Books - Write Club's literary gut-punch

Tender Blood Sport' celebrates four years of Atlanta's popular reading series

"To best enjoy this book we recommend pouring a nice stiff drink ... Sit somewhere dark and maybe just three degrees warmer than is entirely comfortable." The introduction by Nick Tecosky and Myke Johns wrote for Tender Bloodsport Vol. 1 sets a volatile tone for the stories that follow — but then again, what else would Atlanta expect from Write Club Atlanta (WCA).

In the four years since its inception, WCA has amassed 128 podcast episodes and 45 live performances in the name of literary combat. With the release of Tender Bloodsport, Johns, Tecosky, and editor of Deer Bear Wolf Press, Matt DeBenedictis sought to extol the work of the 200-plus contributions that have been read from the WCA stage. The collection is a selection of 25 pieces, including works by Kate Sweeney ("On These Cave Walls"), Topher Payne ("Ghost Baby"), Johnny Drago ("When Its Waves Rise, You Still Them"), Regina Bradley ("Baby"), and CL contributor Brooke Hatfield ("Answer"). "There's so much good work that didn't make it into this one — we'd like to keep these coming in the future," Tecosky says.
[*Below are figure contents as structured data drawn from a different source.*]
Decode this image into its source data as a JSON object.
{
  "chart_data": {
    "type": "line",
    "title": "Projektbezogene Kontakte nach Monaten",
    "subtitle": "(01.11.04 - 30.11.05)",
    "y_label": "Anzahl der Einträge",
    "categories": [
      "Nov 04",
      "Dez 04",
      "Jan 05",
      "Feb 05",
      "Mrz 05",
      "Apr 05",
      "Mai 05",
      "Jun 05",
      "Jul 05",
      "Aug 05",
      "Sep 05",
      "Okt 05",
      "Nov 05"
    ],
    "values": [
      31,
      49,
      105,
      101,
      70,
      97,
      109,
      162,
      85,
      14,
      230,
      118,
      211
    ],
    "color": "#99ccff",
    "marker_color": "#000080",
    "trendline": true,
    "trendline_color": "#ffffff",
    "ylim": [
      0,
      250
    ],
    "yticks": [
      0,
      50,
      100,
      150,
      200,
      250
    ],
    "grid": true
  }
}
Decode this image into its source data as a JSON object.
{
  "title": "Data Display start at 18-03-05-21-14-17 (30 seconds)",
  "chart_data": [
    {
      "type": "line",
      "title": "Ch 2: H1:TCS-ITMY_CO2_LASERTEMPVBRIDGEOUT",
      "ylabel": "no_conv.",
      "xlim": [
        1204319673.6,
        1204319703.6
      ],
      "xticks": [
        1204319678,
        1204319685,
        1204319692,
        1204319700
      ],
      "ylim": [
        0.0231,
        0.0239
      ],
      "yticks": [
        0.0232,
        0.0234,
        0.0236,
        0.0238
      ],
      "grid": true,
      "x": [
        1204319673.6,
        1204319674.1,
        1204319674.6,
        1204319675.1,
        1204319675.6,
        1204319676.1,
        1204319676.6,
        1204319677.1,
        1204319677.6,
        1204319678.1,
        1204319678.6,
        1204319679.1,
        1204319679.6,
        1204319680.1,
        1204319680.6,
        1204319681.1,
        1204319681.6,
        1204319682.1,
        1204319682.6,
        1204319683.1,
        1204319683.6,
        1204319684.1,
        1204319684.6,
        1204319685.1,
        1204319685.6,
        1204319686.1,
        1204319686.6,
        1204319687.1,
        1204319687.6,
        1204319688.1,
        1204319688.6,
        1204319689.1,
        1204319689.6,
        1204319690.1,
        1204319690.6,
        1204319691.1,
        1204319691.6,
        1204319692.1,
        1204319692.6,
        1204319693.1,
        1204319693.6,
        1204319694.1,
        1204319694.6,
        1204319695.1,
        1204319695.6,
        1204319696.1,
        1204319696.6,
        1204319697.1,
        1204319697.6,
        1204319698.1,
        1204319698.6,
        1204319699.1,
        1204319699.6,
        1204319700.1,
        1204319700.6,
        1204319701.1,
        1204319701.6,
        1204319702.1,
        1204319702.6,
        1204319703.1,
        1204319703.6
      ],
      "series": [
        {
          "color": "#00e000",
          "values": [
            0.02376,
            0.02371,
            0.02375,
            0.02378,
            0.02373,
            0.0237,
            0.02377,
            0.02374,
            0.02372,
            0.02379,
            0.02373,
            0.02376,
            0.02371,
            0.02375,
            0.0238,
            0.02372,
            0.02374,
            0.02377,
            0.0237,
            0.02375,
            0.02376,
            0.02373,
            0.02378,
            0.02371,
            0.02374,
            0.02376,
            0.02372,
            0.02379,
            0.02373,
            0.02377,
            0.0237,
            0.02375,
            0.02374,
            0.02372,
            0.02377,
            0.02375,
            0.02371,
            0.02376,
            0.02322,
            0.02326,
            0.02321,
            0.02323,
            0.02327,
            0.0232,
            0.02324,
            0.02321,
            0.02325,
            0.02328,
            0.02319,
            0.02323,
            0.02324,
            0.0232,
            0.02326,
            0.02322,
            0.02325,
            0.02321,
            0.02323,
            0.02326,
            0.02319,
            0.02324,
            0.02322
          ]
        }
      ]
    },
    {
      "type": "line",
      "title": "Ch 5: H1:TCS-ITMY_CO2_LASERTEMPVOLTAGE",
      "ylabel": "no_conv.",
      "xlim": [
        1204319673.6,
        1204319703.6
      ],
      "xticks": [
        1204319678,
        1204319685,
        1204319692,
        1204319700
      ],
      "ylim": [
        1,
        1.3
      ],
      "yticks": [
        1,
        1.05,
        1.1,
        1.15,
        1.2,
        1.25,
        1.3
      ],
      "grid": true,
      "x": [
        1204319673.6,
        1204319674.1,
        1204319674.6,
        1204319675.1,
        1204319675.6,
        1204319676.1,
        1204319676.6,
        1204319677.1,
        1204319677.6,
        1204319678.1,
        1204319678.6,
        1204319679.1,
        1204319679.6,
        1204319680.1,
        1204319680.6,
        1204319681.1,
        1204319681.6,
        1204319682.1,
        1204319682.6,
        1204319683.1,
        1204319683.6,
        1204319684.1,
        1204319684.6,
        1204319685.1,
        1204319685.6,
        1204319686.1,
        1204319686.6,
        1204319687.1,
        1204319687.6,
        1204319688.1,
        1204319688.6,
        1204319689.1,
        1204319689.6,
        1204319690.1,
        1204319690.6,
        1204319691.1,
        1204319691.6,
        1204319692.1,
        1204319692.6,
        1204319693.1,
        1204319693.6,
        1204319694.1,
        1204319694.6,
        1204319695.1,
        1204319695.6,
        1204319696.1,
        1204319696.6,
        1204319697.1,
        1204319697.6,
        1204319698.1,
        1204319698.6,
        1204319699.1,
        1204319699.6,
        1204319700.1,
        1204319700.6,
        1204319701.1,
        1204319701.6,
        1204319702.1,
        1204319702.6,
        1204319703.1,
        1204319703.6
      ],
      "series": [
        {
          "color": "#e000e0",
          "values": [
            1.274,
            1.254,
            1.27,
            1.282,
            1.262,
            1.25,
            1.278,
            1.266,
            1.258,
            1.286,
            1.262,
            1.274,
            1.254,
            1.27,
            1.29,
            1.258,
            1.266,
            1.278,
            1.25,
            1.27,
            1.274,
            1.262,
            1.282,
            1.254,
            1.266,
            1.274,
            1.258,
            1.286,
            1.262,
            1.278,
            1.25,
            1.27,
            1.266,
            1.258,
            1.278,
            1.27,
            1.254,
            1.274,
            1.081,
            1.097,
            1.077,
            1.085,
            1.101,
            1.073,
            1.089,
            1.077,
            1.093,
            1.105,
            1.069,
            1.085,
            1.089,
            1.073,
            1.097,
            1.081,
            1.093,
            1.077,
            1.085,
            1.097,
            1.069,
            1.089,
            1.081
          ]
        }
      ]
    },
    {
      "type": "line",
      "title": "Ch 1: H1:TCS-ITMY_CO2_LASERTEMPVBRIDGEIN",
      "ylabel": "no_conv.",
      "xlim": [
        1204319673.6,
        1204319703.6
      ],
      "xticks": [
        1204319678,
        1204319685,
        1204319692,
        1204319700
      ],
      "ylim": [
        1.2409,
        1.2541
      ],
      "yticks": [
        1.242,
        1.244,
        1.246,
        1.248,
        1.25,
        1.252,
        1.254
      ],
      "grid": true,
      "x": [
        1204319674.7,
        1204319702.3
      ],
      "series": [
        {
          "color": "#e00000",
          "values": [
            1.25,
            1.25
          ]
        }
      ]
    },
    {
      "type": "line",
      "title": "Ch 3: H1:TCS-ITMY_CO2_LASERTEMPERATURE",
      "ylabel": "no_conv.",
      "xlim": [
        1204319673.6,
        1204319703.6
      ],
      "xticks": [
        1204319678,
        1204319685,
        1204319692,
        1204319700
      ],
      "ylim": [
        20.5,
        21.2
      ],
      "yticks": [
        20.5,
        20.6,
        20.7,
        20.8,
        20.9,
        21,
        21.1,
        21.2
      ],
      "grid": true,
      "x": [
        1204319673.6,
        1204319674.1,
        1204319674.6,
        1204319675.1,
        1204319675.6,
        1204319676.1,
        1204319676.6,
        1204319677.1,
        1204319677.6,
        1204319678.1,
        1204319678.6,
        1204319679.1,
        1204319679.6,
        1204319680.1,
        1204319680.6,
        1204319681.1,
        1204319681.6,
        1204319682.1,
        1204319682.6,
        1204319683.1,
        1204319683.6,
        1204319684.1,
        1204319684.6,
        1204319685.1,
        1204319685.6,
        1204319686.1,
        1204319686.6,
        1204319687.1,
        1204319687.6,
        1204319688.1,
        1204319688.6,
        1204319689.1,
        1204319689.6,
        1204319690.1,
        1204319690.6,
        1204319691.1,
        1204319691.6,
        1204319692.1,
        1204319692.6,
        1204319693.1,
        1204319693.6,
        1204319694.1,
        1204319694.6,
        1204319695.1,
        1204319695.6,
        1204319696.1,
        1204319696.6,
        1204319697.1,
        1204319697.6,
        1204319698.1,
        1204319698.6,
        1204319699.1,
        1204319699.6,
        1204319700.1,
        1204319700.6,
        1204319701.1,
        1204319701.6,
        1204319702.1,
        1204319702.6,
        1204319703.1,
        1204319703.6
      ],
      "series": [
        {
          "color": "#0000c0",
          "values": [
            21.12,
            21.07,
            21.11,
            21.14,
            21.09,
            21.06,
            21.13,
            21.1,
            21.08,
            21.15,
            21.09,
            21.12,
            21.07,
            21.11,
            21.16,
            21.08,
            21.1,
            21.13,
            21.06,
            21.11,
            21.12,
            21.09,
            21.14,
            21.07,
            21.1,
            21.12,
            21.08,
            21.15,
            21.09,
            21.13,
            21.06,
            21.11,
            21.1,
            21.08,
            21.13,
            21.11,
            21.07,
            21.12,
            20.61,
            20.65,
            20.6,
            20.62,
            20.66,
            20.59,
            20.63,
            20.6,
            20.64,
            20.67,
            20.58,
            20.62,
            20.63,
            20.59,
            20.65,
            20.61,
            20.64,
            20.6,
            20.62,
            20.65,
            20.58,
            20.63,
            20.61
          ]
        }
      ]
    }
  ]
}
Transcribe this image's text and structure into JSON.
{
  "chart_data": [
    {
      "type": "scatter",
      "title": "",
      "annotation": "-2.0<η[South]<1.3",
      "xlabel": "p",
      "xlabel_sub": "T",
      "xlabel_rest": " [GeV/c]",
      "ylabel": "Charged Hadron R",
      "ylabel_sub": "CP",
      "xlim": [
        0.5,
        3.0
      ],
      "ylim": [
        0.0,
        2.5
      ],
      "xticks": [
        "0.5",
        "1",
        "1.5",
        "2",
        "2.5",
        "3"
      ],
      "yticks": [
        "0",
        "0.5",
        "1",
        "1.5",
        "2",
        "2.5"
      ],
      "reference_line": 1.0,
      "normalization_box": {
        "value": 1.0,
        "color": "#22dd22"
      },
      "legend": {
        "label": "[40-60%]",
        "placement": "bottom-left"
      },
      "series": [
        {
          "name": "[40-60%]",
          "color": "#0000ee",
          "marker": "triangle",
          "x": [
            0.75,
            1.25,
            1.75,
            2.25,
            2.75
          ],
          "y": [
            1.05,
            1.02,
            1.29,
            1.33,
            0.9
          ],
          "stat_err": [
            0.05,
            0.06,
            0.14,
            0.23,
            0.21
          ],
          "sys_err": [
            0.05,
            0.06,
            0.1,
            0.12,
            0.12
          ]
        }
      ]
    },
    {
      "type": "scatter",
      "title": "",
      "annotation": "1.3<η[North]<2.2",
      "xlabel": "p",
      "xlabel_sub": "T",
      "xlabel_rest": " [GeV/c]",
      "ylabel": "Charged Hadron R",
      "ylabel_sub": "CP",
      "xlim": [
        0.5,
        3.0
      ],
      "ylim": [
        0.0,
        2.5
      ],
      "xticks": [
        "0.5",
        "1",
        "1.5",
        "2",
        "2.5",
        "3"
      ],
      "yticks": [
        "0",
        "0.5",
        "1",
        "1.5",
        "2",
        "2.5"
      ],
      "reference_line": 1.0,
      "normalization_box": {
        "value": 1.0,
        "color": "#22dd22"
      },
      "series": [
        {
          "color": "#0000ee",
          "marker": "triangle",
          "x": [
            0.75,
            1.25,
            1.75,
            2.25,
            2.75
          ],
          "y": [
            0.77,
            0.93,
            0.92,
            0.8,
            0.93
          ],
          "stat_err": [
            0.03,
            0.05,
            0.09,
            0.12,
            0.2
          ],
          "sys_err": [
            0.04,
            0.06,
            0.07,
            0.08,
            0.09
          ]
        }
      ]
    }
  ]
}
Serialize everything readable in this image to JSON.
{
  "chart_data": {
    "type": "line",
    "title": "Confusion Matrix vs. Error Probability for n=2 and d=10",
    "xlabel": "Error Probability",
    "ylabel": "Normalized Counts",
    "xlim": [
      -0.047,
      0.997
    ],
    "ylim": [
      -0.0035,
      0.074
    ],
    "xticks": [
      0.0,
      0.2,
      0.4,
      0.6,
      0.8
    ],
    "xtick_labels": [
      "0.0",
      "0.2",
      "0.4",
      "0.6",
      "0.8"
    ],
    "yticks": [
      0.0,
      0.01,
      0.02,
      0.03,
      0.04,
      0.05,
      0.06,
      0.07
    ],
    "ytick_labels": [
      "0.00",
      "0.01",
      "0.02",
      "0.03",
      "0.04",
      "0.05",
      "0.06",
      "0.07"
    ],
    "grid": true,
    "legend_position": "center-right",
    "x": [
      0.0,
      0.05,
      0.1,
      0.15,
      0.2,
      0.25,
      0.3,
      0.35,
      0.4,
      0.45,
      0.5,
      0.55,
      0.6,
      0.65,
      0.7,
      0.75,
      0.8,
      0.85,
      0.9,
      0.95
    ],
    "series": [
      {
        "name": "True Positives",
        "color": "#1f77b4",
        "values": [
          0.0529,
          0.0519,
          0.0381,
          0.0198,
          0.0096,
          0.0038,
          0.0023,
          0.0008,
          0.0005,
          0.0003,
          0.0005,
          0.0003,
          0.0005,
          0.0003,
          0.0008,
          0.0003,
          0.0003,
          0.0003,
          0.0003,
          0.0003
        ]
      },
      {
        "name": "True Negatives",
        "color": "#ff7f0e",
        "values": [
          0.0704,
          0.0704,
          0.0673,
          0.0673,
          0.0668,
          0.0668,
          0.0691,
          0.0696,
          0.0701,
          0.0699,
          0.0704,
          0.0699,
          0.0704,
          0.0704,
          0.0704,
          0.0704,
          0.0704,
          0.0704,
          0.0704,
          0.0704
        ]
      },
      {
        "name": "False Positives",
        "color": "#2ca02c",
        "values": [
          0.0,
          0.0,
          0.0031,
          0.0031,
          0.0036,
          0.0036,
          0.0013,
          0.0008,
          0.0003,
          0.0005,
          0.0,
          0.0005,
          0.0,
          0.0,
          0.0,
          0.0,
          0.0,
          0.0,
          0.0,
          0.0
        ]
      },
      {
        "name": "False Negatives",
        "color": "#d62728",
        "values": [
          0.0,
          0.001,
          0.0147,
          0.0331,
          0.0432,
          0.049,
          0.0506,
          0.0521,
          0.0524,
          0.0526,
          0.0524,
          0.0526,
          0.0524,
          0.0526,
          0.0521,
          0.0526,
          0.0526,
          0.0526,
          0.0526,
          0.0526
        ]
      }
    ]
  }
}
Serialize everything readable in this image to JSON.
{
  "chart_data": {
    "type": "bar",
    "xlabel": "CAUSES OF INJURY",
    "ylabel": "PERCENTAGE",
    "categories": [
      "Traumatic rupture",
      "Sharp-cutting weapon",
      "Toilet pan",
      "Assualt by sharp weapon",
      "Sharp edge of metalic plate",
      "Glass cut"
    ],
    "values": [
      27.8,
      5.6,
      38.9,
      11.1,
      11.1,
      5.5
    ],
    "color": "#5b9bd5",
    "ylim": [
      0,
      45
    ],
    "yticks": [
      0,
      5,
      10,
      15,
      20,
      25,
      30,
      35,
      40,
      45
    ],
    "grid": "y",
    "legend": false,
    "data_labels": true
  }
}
Tapering down so much content certainly came with a host of challenges, one that the dynamic duo behind the show got a guiding hand from with Deer Bear Wolf's DeBenedictis. "Building a collection of so many varied voices and styles is kind of about creating a narrative out of how the words move within the imagination and the themes that develop," DeBenedictis says.

To the uninitiated, WCA is a monthly reading series that gives two writers opposing topics and pits them against one another on stage. Each writer gets seven minutes for their bout, with the goal to get the most applause from the audience. A portion of the evening's door money is donated to the charity of winning scribe's choice. In their words, "Write Club Atlanta is a reading series the same way a Sex Pistols gig was a music recital."

Four years have changed a lot about the way that the show's performers approach conflict. "The first few months we existed, this was very much a debate show," Tecosky says. "Over time, our writers started tinkering with the format, writing fiction, poetry, and personal essay."

Johns agrees. "It did not take long for our thoroughly Southern storytellers and weirdos to make the show their own," he says.

Now, after a summer-long hiatus, (WCA) will triumphantly return to the stage with the fruits of their labors. The book will be released at the Decatur Book Festival, with readings from Payne, Theresa Davis, Hatfield, and Gina Rickicki.

"They're all going head to head in the Write Club battle format," DeBenedictis says, "only it won't be opposing topics — everyone is reading their piece from Tender Bloodsport." This go-round, we'd say everyone's winning.